Youth is not enough. And love is not enough. And success is not enough. And, if we could achieve it, enough would not be enough.
Most sermons sound to me like commercials - but I can't make out whether God is the Sponsor or the Product.
A car is useless in New York, essential everywhere else. The same with good manners.
It is important to our friends to believe that we are unreservedly frank with them, and important to friendship that we are not.
We all become great explorers during our first few days in a new city, or a new love affair.
A sense of humor is a major defense against minor troubles.
For the happiest life, days should be rigorously planned, nights left open to chance.
Learning too soon our limitations, we never learn our powers.
There is always some specific moment when we become aware that our youth is gone but, years after, we know it was much later.
A successful marriage requires falling in love many times, always with the same person.
No one has ever loved anyone the way everyone wants to be loved.
Society honors its living conformists and its dead troublemakers.

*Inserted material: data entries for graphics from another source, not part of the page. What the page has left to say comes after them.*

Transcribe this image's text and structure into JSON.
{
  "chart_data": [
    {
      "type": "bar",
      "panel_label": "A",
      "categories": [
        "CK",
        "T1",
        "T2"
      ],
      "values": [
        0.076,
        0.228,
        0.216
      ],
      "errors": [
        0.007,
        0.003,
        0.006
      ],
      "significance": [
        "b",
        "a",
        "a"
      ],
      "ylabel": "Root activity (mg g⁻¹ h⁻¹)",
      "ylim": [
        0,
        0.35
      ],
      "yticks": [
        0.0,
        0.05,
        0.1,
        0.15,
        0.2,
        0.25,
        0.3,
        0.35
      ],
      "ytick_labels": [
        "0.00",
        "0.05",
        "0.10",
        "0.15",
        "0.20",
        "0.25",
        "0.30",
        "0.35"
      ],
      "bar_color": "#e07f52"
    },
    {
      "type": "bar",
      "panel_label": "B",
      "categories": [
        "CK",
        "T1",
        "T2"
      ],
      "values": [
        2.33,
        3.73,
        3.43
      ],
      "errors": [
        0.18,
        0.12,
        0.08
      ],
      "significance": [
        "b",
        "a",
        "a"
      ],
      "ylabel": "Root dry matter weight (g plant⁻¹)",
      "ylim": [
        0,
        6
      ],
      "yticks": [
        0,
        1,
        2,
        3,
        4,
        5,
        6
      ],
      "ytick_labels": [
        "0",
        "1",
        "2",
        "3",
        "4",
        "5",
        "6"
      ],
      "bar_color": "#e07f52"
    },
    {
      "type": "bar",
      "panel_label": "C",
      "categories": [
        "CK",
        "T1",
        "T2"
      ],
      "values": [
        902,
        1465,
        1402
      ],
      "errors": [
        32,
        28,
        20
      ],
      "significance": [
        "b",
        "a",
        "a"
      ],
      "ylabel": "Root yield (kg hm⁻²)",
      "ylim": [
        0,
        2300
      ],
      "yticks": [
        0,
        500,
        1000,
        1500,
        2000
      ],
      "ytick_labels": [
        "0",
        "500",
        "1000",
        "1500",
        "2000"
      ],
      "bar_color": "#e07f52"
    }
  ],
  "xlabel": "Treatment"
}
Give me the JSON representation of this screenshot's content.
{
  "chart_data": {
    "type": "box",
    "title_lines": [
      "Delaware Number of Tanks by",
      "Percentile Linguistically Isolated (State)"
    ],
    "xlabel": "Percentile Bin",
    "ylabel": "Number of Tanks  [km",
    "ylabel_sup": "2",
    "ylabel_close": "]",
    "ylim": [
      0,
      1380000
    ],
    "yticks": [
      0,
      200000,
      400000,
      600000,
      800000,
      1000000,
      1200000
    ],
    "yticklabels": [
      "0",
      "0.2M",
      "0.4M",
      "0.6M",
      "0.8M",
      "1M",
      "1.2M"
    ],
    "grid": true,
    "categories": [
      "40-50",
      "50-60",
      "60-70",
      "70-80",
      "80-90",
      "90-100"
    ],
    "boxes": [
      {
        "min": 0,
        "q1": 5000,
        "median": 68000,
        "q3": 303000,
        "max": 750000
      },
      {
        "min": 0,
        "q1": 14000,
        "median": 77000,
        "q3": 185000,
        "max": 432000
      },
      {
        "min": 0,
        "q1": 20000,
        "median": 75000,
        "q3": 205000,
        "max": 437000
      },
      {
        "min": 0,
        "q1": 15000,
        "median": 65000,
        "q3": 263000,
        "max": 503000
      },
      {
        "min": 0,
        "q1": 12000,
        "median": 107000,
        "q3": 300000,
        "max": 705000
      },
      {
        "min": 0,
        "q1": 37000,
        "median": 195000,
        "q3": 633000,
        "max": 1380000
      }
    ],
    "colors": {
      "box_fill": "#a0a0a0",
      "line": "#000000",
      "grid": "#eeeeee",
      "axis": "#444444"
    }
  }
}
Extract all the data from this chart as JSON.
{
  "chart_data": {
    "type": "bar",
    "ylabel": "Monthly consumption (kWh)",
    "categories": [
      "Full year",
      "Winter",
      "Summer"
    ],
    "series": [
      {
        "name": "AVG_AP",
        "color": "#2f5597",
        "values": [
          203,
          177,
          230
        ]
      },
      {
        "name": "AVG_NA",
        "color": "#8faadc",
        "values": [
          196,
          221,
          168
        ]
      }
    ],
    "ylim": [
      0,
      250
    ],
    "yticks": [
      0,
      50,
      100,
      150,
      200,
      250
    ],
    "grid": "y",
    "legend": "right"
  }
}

A woman telling her true age is like a buyer confiding his final price to an Armenian rug dealer.
Hope is the feeling we have that the feeling we have is not permanent.
There are a handful of people whom money won't spoil, and we all count ourselves among them.
The only courage that matters is the kind that gets you from one moment to the next.
Courage can't see around corners but goes around them anyway.
Our strength is often composed of the weakness that we're damned if we're going to show.
Every society honors its live conformists and its dead troublemakers.
When suffering comes, we yearn for some sign from God, forgetting we have just had one.